Studying the banks, the trees, and the water, trying to see everywhere at once in my eagerness to discover more hearts, it is only seconds before the Dana Warp Mill appears around a bend, a mill filled with businesses working endlessly to survive in a sinking economy. The river trip concluded, I lift the canoe, with Eric’s help, onto my Toyota Matrix and drive the half mile home. I make Morgan a snack while my photos download, and she reads to me from Edward Eager’s [I]Half Magic[/I]. I scroll through my pictures, my blood thrumming, excited by the flower, leaf, and fungi hearts crisp and contrasted on my computer screen. I had almost feared that what I had seen wasn’t real, like nature was showing me a part of itself that couldn’t be recorded. I scrolled back to my first pictures and my breath caught. There was my red tailed hawk and on the underneath of his wings were black markings that looked like hundreds of connected hearts.

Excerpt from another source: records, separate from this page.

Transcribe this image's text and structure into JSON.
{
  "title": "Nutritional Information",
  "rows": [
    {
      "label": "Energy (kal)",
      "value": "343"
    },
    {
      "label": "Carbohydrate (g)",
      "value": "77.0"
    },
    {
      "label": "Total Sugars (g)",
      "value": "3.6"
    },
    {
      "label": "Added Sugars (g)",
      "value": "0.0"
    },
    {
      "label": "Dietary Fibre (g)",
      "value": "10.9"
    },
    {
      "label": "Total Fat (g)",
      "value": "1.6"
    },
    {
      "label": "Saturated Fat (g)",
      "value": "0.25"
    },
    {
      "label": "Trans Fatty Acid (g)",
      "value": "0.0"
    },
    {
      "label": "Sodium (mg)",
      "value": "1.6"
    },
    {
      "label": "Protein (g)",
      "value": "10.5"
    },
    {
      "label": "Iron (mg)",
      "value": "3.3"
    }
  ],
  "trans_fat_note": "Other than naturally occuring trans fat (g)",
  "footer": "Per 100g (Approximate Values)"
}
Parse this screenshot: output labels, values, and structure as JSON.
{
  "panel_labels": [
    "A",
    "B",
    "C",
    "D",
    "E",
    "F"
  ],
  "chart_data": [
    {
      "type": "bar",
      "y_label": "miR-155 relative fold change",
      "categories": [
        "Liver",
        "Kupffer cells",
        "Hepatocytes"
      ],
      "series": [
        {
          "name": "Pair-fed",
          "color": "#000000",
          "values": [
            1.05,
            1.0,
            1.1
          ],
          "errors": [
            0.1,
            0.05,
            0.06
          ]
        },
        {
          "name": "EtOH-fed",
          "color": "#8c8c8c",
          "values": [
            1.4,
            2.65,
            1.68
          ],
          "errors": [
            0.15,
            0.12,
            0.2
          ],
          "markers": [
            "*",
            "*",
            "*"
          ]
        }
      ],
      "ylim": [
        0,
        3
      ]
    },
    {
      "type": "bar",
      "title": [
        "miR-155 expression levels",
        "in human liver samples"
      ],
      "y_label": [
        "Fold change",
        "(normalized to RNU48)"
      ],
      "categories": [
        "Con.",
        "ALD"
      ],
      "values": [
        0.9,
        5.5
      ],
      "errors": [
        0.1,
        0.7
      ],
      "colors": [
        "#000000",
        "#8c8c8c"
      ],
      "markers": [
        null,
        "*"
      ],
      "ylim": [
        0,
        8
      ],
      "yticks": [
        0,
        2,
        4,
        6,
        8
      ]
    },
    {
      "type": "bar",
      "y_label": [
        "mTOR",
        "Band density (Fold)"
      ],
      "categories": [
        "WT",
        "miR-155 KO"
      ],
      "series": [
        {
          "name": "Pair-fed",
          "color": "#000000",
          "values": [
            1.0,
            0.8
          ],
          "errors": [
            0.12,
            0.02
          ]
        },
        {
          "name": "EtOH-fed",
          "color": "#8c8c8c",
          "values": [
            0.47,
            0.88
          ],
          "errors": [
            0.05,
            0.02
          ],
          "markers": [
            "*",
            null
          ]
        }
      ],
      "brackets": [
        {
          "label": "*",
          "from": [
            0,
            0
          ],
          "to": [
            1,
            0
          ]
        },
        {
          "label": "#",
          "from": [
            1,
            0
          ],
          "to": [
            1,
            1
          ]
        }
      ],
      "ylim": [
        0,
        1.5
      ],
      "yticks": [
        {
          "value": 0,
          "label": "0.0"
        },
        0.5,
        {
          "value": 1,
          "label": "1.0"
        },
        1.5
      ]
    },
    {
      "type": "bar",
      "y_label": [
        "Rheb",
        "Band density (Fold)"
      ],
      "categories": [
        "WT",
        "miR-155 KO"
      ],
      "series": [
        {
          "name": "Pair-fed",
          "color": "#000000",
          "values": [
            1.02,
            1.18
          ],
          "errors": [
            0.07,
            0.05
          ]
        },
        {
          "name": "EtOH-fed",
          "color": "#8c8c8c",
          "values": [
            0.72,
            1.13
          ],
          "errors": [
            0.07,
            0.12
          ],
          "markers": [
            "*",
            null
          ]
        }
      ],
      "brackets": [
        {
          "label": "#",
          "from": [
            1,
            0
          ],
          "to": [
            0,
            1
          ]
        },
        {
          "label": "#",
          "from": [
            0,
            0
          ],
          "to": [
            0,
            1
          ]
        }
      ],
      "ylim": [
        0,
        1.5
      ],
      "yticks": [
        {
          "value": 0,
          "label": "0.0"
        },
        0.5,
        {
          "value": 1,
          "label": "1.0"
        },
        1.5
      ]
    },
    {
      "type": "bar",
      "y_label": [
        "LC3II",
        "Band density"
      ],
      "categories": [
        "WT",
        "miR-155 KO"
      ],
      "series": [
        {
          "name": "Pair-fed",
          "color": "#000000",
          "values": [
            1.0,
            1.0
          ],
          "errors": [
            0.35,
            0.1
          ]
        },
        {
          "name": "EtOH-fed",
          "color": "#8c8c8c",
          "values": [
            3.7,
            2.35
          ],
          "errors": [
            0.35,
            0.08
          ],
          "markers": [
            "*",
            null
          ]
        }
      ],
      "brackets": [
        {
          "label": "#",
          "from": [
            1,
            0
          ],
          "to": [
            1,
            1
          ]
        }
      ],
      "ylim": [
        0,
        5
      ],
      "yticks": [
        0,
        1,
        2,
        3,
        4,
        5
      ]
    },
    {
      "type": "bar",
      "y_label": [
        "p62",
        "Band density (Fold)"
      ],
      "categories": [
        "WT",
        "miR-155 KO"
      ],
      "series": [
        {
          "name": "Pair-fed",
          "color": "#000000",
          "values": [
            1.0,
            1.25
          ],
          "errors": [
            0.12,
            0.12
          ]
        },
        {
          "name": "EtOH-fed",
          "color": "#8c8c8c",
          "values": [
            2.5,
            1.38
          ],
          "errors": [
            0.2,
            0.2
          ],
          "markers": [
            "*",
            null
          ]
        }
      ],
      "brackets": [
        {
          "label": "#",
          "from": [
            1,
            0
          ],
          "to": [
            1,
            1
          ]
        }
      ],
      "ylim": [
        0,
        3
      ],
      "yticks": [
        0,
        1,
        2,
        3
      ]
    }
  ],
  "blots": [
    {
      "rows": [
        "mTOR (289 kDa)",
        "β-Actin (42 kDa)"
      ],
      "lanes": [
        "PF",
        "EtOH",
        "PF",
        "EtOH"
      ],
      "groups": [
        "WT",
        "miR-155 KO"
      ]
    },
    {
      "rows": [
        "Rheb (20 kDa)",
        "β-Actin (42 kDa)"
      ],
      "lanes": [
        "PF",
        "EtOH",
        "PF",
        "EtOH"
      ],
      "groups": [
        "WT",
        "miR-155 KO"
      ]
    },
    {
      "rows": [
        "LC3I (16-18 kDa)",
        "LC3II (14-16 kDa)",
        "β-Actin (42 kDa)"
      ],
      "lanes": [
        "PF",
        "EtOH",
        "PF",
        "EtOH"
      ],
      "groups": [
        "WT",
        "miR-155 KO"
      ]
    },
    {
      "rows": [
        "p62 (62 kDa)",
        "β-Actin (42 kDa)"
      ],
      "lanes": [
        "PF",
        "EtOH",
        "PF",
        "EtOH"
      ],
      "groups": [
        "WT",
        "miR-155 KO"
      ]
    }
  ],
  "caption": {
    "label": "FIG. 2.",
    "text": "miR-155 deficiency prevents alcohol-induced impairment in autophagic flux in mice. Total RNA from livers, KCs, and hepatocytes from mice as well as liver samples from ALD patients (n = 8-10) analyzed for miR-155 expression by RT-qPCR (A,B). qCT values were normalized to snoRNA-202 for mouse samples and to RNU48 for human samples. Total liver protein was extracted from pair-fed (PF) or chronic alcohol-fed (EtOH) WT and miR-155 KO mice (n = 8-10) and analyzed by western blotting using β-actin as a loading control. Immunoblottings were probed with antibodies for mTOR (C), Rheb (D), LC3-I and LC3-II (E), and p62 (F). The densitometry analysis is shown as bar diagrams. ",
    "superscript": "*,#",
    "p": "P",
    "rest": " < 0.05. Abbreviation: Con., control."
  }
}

Matthiessen did get to travel to distant continents and to drug enhanced scenic vistas of his mind, but I had learned, I still had a lot to discover right here. Sitting in my computer chair, Morgan beside me, Alex in the kitchen eating tortilla chips and salsa, I understood I kept them safe like the heart shaped lily pads held the flowers. They needed me, just as the river needed its turtles, snails, fish, bumble bees, flowers and its dragon flies, coming and going, always moving. And just as Eric steadied the canoe for pictures, he held me on course for life like the banks held the river, and the hearts connected us all.